Version de Marianne Soulveris

[Nouvelle collaborative]

La signature de l’eau

Incipit d'Estelle Faye

Le vaisseau des Sourciers s’était posé deux jours plus tôt sur Nova Terra 56, dans une plaine de poussière turquoise, baignée par la lumière aux reflets grenat de l’étoile proche, et barrée au loin par une ligne de sommets dentelés, une chaîne de montagnes sans doute très jeune. Sur certains des pics, une calotte blanche étincelait dans la lueur rose. Des glaciers ?  Difficile de dire à cette distance. En tout cas il y avait de l’eau sur Terra 56. C’était la raison principale de la présence des Sourciers. Les capteurs du vaisseau avaient détecté la signature de l’eau depuis l’espace, dans le spectre lumineux de la planète. D’une manière générale, Terra 56 présentait des conditions quasi idéales pour fonder une nouvelle Terre. Elle était à la même distance de son étoile que la Première Terre de son Soleil. Elle était un peu plus grosse que la Première Terre, la gravité y était donc plus forte, et l’air était plus chargé en dioxyde de carbone, mais rien que des combinaisons adaptées ne puissent compenser. Et il y avait du mouvement à la surface de la planète. Etait-ce des éruptions volcaniques, des vents violents balayant un paysage désert, des pluies ou des orages peut-être ? Ou bien était-ce autre chose, davantage… ? Y avait-il de la vie sur Terra 56 ?

Hateya Somari, la capitaine de l’expédition, une femme âgée tannée par des années d’expéditions spatiales, avait appris à ne plus l’espérer. Depuis des siècles que l’humanité s’était lancée à la conquête du cosmos, on n’avait pas trouvé la moindre trace d’existence extraterrestre, pas même une bactérie. L’homme se résolvait peu à peu à être seul dans l’univers. Et pourtant… Pourtant Hateya avait eu un pressentiment étrange, en apercevant pour la première fois l’horizon de Terra 56  par la baie vitrée de la dunette, ses deux lunes et son jour aux couleurs de crépuscule. L’équipage avait appris à se fier aux intuitions de sa capitaine. Certains murmuraient qu’elle avait des dons chamaniques, hérités de lointains ancêtres sioux, des indiens de la Première Terre. Plus simplement, Hateya avait un bon instinct, aiguisé par des décennies d’observation et d’exploration spatiale.

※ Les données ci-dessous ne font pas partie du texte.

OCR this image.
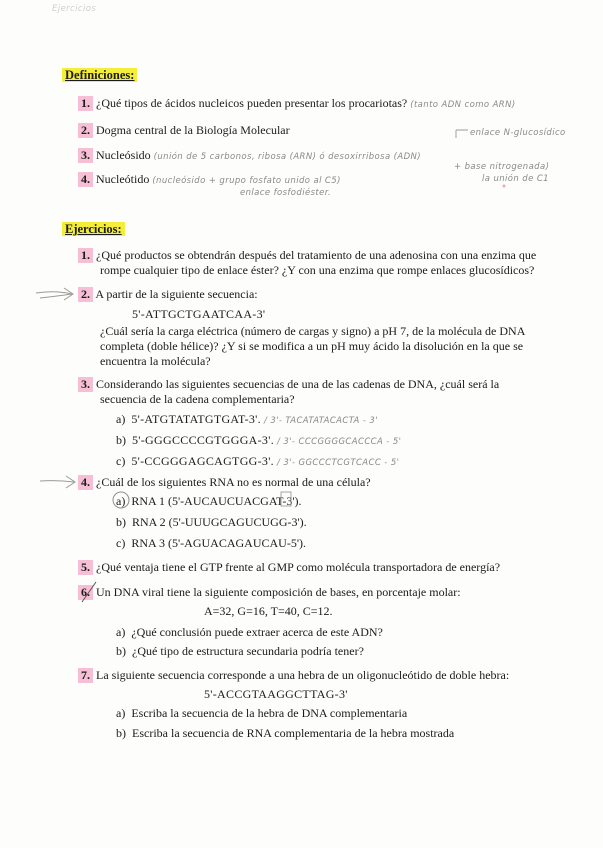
Ejercicios
Definiciones:
1. ¿Qué tipos de ácidos nucleicos pueden presentar los procariotas? (tanto ADN como ARN)
2. Dogma central de la Biología Molecular
3. Nucleósido (unión de 5 carbonos, ribosa (ARN) ó desoxirribosa (ADN)
+ base nitrogenada)
enlace N-glucosídico
la unión de C1
4. Nucleótido (nucleósido + grupo fosfato unido al C5)
enlace fosfodiéster.
Ejercicios:
1. ¿Qué productos se obtendrán después del tratamiento de una adenosina con una enzima que
rompe cualquier tipo de enlace éster? ¿Y con una enzima que rompe enlaces glucosídicos?
2. A partir de la siguiente secuencia:
5'-ATTGCTGAATCAA-3'
¿Cuál sería la carga eléctrica (número de cargas y signo) a pH 7, de la molécula de DNA
completa (doble hélice)? ¿Y si se modifica a un pH muy ácido la disolución en la que se
encuentra la molécula?
3. Considerando las siguientes secuencias de una de las cadenas de DNA, ¿cuál será la
secuencia de la cadena complementaria?
a) 5'-ATGTATATGTGAT-3'. / 3'- TACATATACACTA - 3'
b) 5'-GGGCCCCGTGGGA-3'. / 3'- CCCGGGGCACCCA - 5'
c) 5'-CCGGGAGCAGTGG-3'. / 3'- GGCCCTCGTCACC - 5'
4. ¿Cuál de los siguientes RNA no es normal de una célula?
a) RNA 1 (5'-AUCAUCUACGAT-3').
b) RNA 2 (5'-UUUGCAGUCUGG-3').
c) RNA 3 (5'-AGUACAGAUCAU-5').
5. ¿Qué ventaja tiene el GTP frente al GMP como molécula transportadora de energía?
6. Un DNA viral tiene la siguiente composición de bases, en porcentaje molar:
A=32, G=16, T=40, C=12.
a) ¿Qué conclusión puede extraer acerca de este ADN?
b) ¿Qué tipo de estructura secundaria podría tener?
7. La siguiente secuencia corresponde a una hebra de un oligonucleótido de doble hebra:
5'-ACCGTAAGGCTTAG-3'
a) Escriba la secuencia de la hebra de DNA complementaria
b) Escriba la secuencia de RNA complementaria de la hebra mostrada
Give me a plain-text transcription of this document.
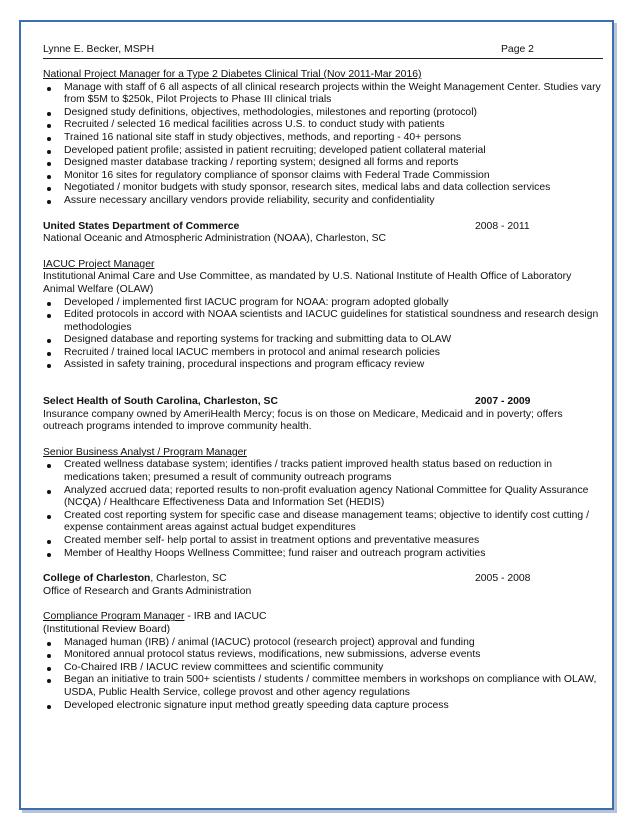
Lynne E. Becker, MSPH	Page 2
National Project Manager for a Type 2 Diabetes Clinical Trial (Nov 2011-Mar 2016)
Manage with staff of 6 all aspects of all clinical research projects within the Weight Management Center. Studies vary from $5M to $250k, Pilot Projects to Phase III clinical trials
Designed study definitions, objectives, methodologies, milestones and reporting (protocol)
Recruited / selected 16 medical facilities across U.S. to conduct study with patients
Trained 16 national site staff in study objectives, methods, and reporting - 40+ persons
Developed patient profile; assisted in patient recruiting; developed patient collateral material
Designed master database tracking / reporting system; designed all forms and reports
Monitor 16 sites for regulatory compliance of sponsor claims with Federal Trade Commission
Negotiated / monitor budgets with study sponsor, research sites, medical labs and data collection services
Assure necessary ancillary vendors provide reliability, security and confidentiality
United States Department of Commerce	2008 - 2011
National Oceanic and Atmospheric Administration (NOAA), Charleston, SC
IACUC Project Manager
Institutional Animal Care and Use Committee, as mandated by U.S. National Institute of Health Office of Laboratory Animal Welfare (OLAW)
Developed / implemented first IACUC program for NOAA: program adopted globally
Edited protocols in accord with NOAA scientists and IACUC guidelines for statistical soundness and research design methodologies
Designed database and reporting systems for tracking and submitting data to OLAW
Recruited / trained local IACUC members in protocol and animal research policies
Assisted in safety training, procedural inspections and program efficacy review
Select Health of South Carolina, Charleston, SC	2007 - 2009
Insurance company owned by AmeriHealth Mercy; focus is on those on Medicare, Medicaid and in poverty; offers outreach programs intended to improve community health.
Senior Business Analyst / Program Manager
Created wellness database system; identifies / tracks patient improved health status based on reduction in medications taken; presumed a result of community outreach programs
Analyzed accrued data; reported results to non-profit evaluation agency National Committee for Quality Assurance (NCQA) / Healthcare Effectiveness Data and Information Set (HEDIS)
Created cost reporting system for specific case and disease management teams; objective to identify cost cutting / expense containment areas against actual budget expenditures
Created member self- help portal to assist in treatment options and preventative measures
Member of Healthy Hoops Wellness Committee; fund raiser and outreach program activities
College of Charleston, Charleston, SC	2005 - 2008
Office of Research and Grants Administration
Compliance Program Manager - IRB and IACUC
(Institutional Review Board)
Managed human (IRB) / animal (IACUC) protocol (research project) approval and funding
Monitored annual protocol status reviews, modifications, new submissions, adverse events
Co-Chaired IRB / IACUC review committees and scientific community
Began an initiative to train 500+ scientists / students / committee members in workshops on compliance with OLAW, USDA, Public Health Service, college provost and other agency regulations
Developed electronic signature input method greatly speeding data capture process
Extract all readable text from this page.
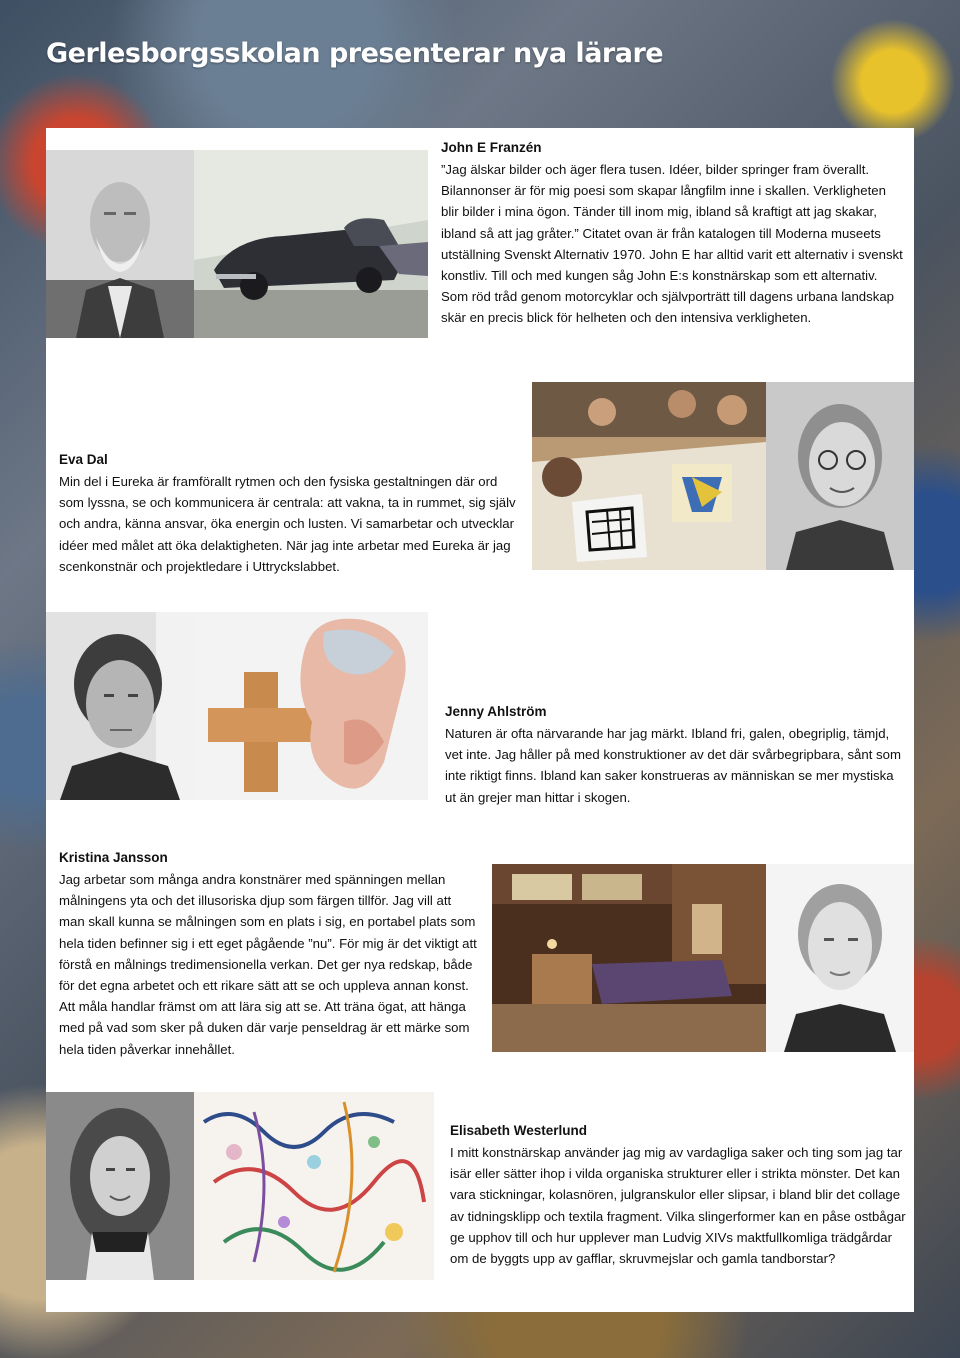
Gerlesborgsskolan presenterar nya lärare
John E Franzén
”Jag älskar bilder och äger flera tusen. Idéer, bilder springer fram överallt. Bilannonser är för mig poesi som skapar långfilm inne i skallen. Verkligheten blir bilder i mina ögon. Tänder till inom mig, ibland så kraftigt att jag skakar, ibland så att jag gråter.” Citatet ovan är från katalogen till Moderna museets utställning Svenskt Alternativ 1970. John E har alltid varit ett alternativ i svenskt konstliv. Till och med kungen såg John E:s konstnärskap som ett alternativ. Som röd tråd genom motorcyklar och självporträtt till dagens urbana landskap skär en precis blick för helheten och den intensiva verkligheten.
Eva Dal
Min del i Eureka är framförallt rytmen och den fysiska gestaltningen där ord som lyssna, se och kommunicera är centrala: att vakna, ta in rummet, sig själv och andra, känna ansvar, öka energin och lusten. Vi samarbetar och utvecklar idéer med målet att öka delaktigheten. När jag inte arbetar med Eureka är jag scenkonstnär och projektledare i Uttryckslabbet.
Jenny Ahlström
Naturen är ofta närvarande har jag märkt. Ibland fri, galen, obegriplig, tämjd, vet inte. Jag håller på med konstruktioner av det där svårbegripbara, sånt som inte riktigt finns. Ibland kan saker konstrueras av människan se mer mystiska ut än grejer man hittar i skogen.
Kristina Jansson
Jag arbetar som många andra konstnärer med spänningen mellan målningens yta och det illusoriska djup som färgen tillför. Jag vill att man skall kunna se målningen som en plats i sig, en portabel plats som hela tiden befinner sig i ett eget pågående ”nu”. För mig är det viktigt att förstå en målnings tredimensionella verkan. Det ger nya redskap, både för det egna arbetet och ett rikare sätt att se och uppleva annan konst. Att måla handlar främst om att lära sig att se. Att träna ögat, att hänga med på vad som sker på duken där varje penseldrag är ett märke som hela tiden påverkar innehållet.
Elisabeth Westerlund
I mitt konstnärskap använder jag mig av vardagliga saker och ting som jag tar isär eller sätter ihop i vilda organiska strukturer eller i strikta mönster. Det kan vara stickningar, kolasnören, julgranskulor eller slipsar, i bland blir det collage av tidningsklipp och textila fragment. Vilka slingerformer kan en påse ostbågar ge upphov till och hur upplever man Ludvig XIVs maktfullkomliga trädgårdar om de byggts upp av gafflar, skruvmejslar och gamla tandborstar?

Et cette planète… Aucune exoplanète n’était semblable à une autre, bien sûr, mais Terra 56 avait quelque chose de plus encore. Quelque chose de radicalement différent.

Le lendemain de l’atterrissage, l’équipage avait lancé la première expédition sur le sol, à bord de véhicules tout-terrain, en emportant de l’eau et des rations pour une semaine. Ils étaient partis en équipe réduite, Hateya bien sûr, puis Corey, le mécanicien du bord, un quadra aux cheveux vert vif, aux allures d’éternel adolescent, mais qui était capable de réparer n’importe quelle machine avec quasiment rien  même au milieu d’une tempête de sable. A ceux-là s’ajoutaient deux ingénieurs, Léa et Oslan, deux jumeaux, une biologiste et un géologue, tous deux blonds et pâles, qui vivaient dans leur propre monde et se comprenaient presque sans parole. Et enfin Adrien Sorbier, un prospecteur au service des Compagnies Minières, le consortium privé qui finançait en partie l’expédition.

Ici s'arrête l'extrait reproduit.